Conservative legislators threatened to vote against university funding if Guth remained on the faculty. Rather than defending the principle of academic freedom, the President responded by relieving Guth of his classroom duties, and the regents responded by issuing the new social media policy.

 “Social media” was defined as including but not being limited to blogs and social networking sites such as Facebook, LinkedIn, Twitter, Flickr and YouTube. “Improper use” was defined as “indirectly inciting violence or immediate breach of peace; being contrary to the best interests of the university; disclosing without authority any confidential student information, protected health care information, personnel records, personal financial information or confidential research data; or impairing discipline by superiors or harmony among co-workers, having a detrimental impact on close working relationships for which personal loyalty and confidence are necessary, impeding the performance of the speaker’s official duties, interfering with the regular operation of the university, or otherwise adversely affecting the university’s ability to efficiently provide services.”

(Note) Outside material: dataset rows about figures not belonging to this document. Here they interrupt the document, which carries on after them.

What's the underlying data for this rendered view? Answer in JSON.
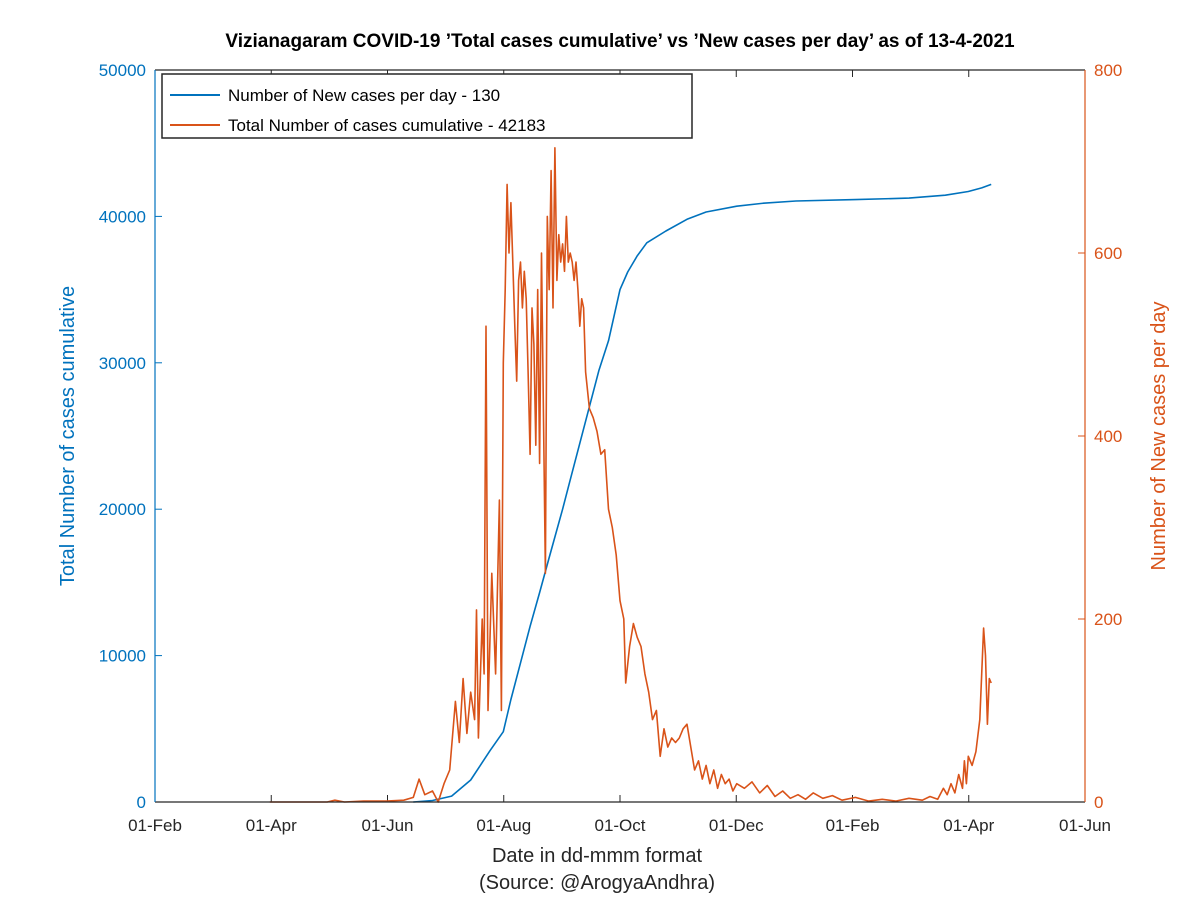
{
  "chart_data": {
    "type": "line",
    "title": "Vizianagaram COVID-19 ’Total cases cumulative’ vs ’New cases per day’ as of 13-4-2021",
    "xlabel": "Date in dd-mmm format",
    "source": "(Source: @ArogyaAndhra)",
    "x_ticks": [
      "01-Feb",
      "01-Apr",
      "01-Jun",
      "01-Aug",
      "01-Oct",
      "01-Dec",
      "01-Feb",
      "01-Apr",
      "01-Jun"
    ],
    "x_range": [
      "2020-02-01",
      "2021-06-01"
    ],
    "y_left": {
      "label": "Total Number of cases cumulative",
      "range": [
        0,
        50000
      ],
      "ticks": [
        "0",
        "10000",
        "20000",
        "30000",
        "40000",
        "50000"
      ],
      "color": "#0072BD"
    },
    "y_right": {
      "label": "Number of New cases per day",
      "range": [
        0,
        800
      ],
      "ticks": [
        "0",
        "200",
        "400",
        "600",
        "800"
      ],
      "color": "#D95319"
    },
    "legend": {
      "placement": "top-left",
      "entries": [
        "Number of New cases per day - 130",
        "Total Number of cases cumulative - 42183"
      ]
    },
    "series": [
      {
        "name": "Total Number of cases cumulative - 42183",
        "axis": "left",
        "color": "#0072BD",
        "points": [
          [
            "2020-06-15",
            0
          ],
          [
            "2020-06-25",
            100
          ],
          [
            "2020-07-05",
            400
          ],
          [
            "2020-07-15",
            1500
          ],
          [
            "2020-07-20",
            2500
          ],
          [
            "2020-07-25",
            3500
          ],
          [
            "2020-08-01",
            4800
          ],
          [
            "2020-08-05",
            7000
          ],
          [
            "2020-08-10",
            9500
          ],
          [
            "2020-08-15",
            12000
          ],
          [
            "2020-08-20",
            14300
          ],
          [
            "2020-08-25",
            16700
          ],
          [
            "2020-09-01",
            20000
          ],
          [
            "2020-09-05",
            22000
          ],
          [
            "2020-09-10",
            24500
          ],
          [
            "2020-09-15",
            27000
          ],
          [
            "2020-09-20",
            29500
          ],
          [
            "2020-09-25",
            31500
          ],
          [
            "2020-10-01",
            35000
          ],
          [
            "2020-10-05",
            36200
          ],
          [
            "2020-10-10",
            37300
          ],
          [
            "2020-10-15",
            38200
          ],
          [
            "2020-10-25",
            39000
          ],
          [
            "2020-11-05",
            39800
          ],
          [
            "2020-11-15",
            40300
          ],
          [
            "2020-12-01",
            40700
          ],
          [
            "2020-12-15",
            40900
          ],
          [
            "2021-01-01",
            41050
          ],
          [
            "2021-02-01",
            41150
          ],
          [
            "2021-03-01",
            41250
          ],
          [
            "2021-03-20",
            41450
          ],
          [
            "2021-04-01",
            41700
          ],
          [
            "2021-04-08",
            41950
          ],
          [
            "2021-04-13",
            42183
          ]
        ]
      },
      {
        "name": "Number of New cases per day - 130",
        "axis": "right",
        "color": "#D95319",
        "points": [
          [
            "2020-04-01",
            0
          ],
          [
            "2020-05-01",
            0
          ],
          [
            "2020-05-05",
            2
          ],
          [
            "2020-05-10",
            0
          ],
          [
            "2020-05-20",
            1
          ],
          [
            "2020-06-01",
            1
          ],
          [
            "2020-06-10",
            2
          ],
          [
            "2020-06-15",
            5
          ],
          [
            "2020-06-18",
            25
          ],
          [
            "2020-06-21",
            8
          ],
          [
            "2020-06-25",
            12
          ],
          [
            "2020-06-28",
            0
          ],
          [
            "2020-07-01",
            20
          ],
          [
            "2020-07-04",
            35
          ],
          [
            "2020-07-07",
            110
          ],
          [
            "2020-07-09",
            65
          ],
          [
            "2020-07-11",
            135
          ],
          [
            "2020-07-13",
            75
          ],
          [
            "2020-07-15",
            120
          ],
          [
            "2020-07-17",
            90
          ],
          [
            "2020-07-18",
            210
          ],
          [
            "2020-07-19",
            70
          ],
          [
            "2020-07-21",
            200
          ],
          [
            "2020-07-22",
            140
          ],
          [
            "2020-07-23",
            520
          ],
          [
            "2020-07-24",
            100
          ],
          [
            "2020-07-26",
            250
          ],
          [
            "2020-07-28",
            140
          ],
          [
            "2020-07-30",
            330
          ],
          [
            "2020-07-31",
            100
          ],
          [
            "2020-08-01",
            480
          ],
          [
            "2020-08-02",
            560
          ],
          [
            "2020-08-03",
            675
          ],
          [
            "2020-08-04",
            600
          ],
          [
            "2020-08-05",
            655
          ],
          [
            "2020-08-06",
            590
          ],
          [
            "2020-08-07",
            520
          ],
          [
            "2020-08-08",
            460
          ],
          [
            "2020-08-09",
            570
          ],
          [
            "2020-08-10",
            590
          ],
          [
            "2020-08-11",
            540
          ],
          [
            "2020-08-12",
            580
          ],
          [
            "2020-08-13",
            550
          ],
          [
            "2020-08-14",
            470
          ],
          [
            "2020-08-15",
            380
          ],
          [
            "2020-08-16",
            540
          ],
          [
            "2020-08-17",
            500
          ],
          [
            "2020-08-18",
            390
          ],
          [
            "2020-08-19",
            560
          ],
          [
            "2020-08-20",
            370
          ],
          [
            "2020-08-21",
            600
          ],
          [
            "2020-08-22",
            420
          ],
          [
            "2020-08-23",
            250
          ],
          [
            "2020-08-24",
            640
          ],
          [
            "2020-08-25",
            560
          ],
          [
            "2020-08-26",
            690
          ],
          [
            "2020-08-27",
            540
          ],
          [
            "2020-08-28",
            715
          ],
          [
            "2020-08-29",
            570
          ],
          [
            "2020-08-30",
            620
          ],
          [
            "2020-08-31",
            590
          ],
          [
            "2020-09-01",
            610
          ],
          [
            "2020-09-02",
            580
          ],
          [
            "2020-09-03",
            640
          ],
          [
            "2020-09-04",
            590
          ],
          [
            "2020-09-05",
            600
          ],
          [
            "2020-09-06",
            590
          ],
          [
            "2020-09-07",
            570
          ],
          [
            "2020-09-08",
            590
          ],
          [
            "2020-09-09",
            560
          ],
          [
            "2020-09-10",
            520
          ],
          [
            "2020-09-11",
            550
          ],
          [
            "2020-09-12",
            540
          ],
          [
            "2020-09-13",
            470
          ],
          [
            "2020-09-15",
            430
          ],
          [
            "2020-09-17",
            420
          ],
          [
            "2020-09-19",
            405
          ],
          [
            "2020-09-21",
            380
          ],
          [
            "2020-09-23",
            385
          ],
          [
            "2020-09-25",
            320
          ],
          [
            "2020-09-27",
            300
          ],
          [
            "2020-09-29",
            270
          ],
          [
            "2020-10-01",
            220
          ],
          [
            "2020-10-03",
            200
          ],
          [
            "2020-10-04",
            130
          ],
          [
            "2020-10-06",
            170
          ],
          [
            "2020-10-08",
            195
          ],
          [
            "2020-10-10",
            180
          ],
          [
            "2020-10-12",
            170
          ],
          [
            "2020-10-14",
            140
          ],
          [
            "2020-10-16",
            120
          ],
          [
            "2020-10-18",
            90
          ],
          [
            "2020-10-20",
            100
          ],
          [
            "2020-10-22",
            50
          ],
          [
            "2020-10-24",
            80
          ],
          [
            "2020-10-26",
            60
          ],
          [
            "2020-10-28",
            70
          ],
          [
            "2020-10-30",
            65
          ],
          [
            "2020-11-01",
            70
          ],
          [
            "2020-11-03",
            80
          ],
          [
            "2020-11-05",
            85
          ],
          [
            "2020-11-07",
            60
          ],
          [
            "2020-11-09",
            35
          ],
          [
            "2020-11-11",
            45
          ],
          [
            "2020-11-13",
            25
          ],
          [
            "2020-11-15",
            40
          ],
          [
            "2020-11-17",
            20
          ],
          [
            "2020-11-19",
            35
          ],
          [
            "2020-11-21",
            15
          ],
          [
            "2020-11-23",
            30
          ],
          [
            "2020-11-25",
            20
          ],
          [
            "2020-11-27",
            25
          ],
          [
            "2020-11-29",
            12
          ],
          [
            "2020-12-01",
            20
          ],
          [
            "2020-12-05",
            15
          ],
          [
            "2020-12-09",
            22
          ],
          [
            "2020-12-13",
            10
          ],
          [
            "2020-12-17",
            18
          ],
          [
            "2020-12-21",
            6
          ],
          [
            "2020-12-25",
            12
          ],
          [
            "2020-12-29",
            4
          ],
          [
            "2021-01-02",
            8
          ],
          [
            "2021-01-06",
            3
          ],
          [
            "2021-01-10",
            10
          ],
          [
            "2021-01-15",
            4
          ],
          [
            "2021-01-20",
            7
          ],
          [
            "2021-01-25",
            2
          ],
          [
            "2021-02-01",
            5
          ],
          [
            "2021-02-08",
            1
          ],
          [
            "2021-02-15",
            3
          ],
          [
            "2021-02-22",
            1
          ],
          [
            "2021-03-01",
            4
          ],
          [
            "2021-03-08",
            2
          ],
          [
            "2021-03-12",
            6
          ],
          [
            "2021-03-16",
            3
          ],
          [
            "2021-03-19",
            15
          ],
          [
            "2021-03-21",
            8
          ],
          [
            "2021-03-23",
            20
          ],
          [
            "2021-03-25",
            10
          ],
          [
            "2021-03-27",
            30
          ],
          [
            "2021-03-29",
            15
          ],
          [
            "2021-03-30",
            45
          ],
          [
            "2021-03-31",
            20
          ],
          [
            "2021-04-01",
            50
          ],
          [
            "2021-04-03",
            40
          ],
          [
            "2021-04-05",
            55
          ],
          [
            "2021-04-07",
            90
          ],
          [
            "2021-04-08",
            140
          ],
          [
            "2021-04-09",
            190
          ],
          [
            "2021-04-10",
            160
          ],
          [
            "2021-04-11",
            85
          ],
          [
            "2021-04-12",
            135
          ],
          [
            "2021-04-13",
            130
          ]
        ]
      }
    ]
  }
}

“Contrary to the best interests of the University”? “Impairing harmony?” In whose opinion? Can we spell “vague and overbroad”?

A group of University Distinguished Professors from Kansas State has called for the immediate repeal of the amendment, pointing out that social media have become valued venues for the dissemination of research, and reminding the regents that  “The free and open exchange of ideas is essential to fulfilling the mission of any university.”

Let’s de-construct this sorry episode, shall we?

The whole purpose of a university is to encourage the search for truth. That search requires the broadest possible exploration and exchange of competing ideas–a mission that cannot be achieved if professors can be sanctioned for the expression of unpopular or offensive ideas. The purpose of tenure is not–as too many in and out of the academy seem to think– to provide faculty with job security; it was intended to prevent precisely the sort of retribution for unpopular expression that the Kansas legislature demanded and the University obediently imposed.

Intemperate and ill-conceived expression is the price we pay for protecting freedom of speech and scholarly inquiry from government interference.

We’ve become used to legislative bodies demonstrating a lack of acquaintance with basic American principles, but we might have expected better of the regents.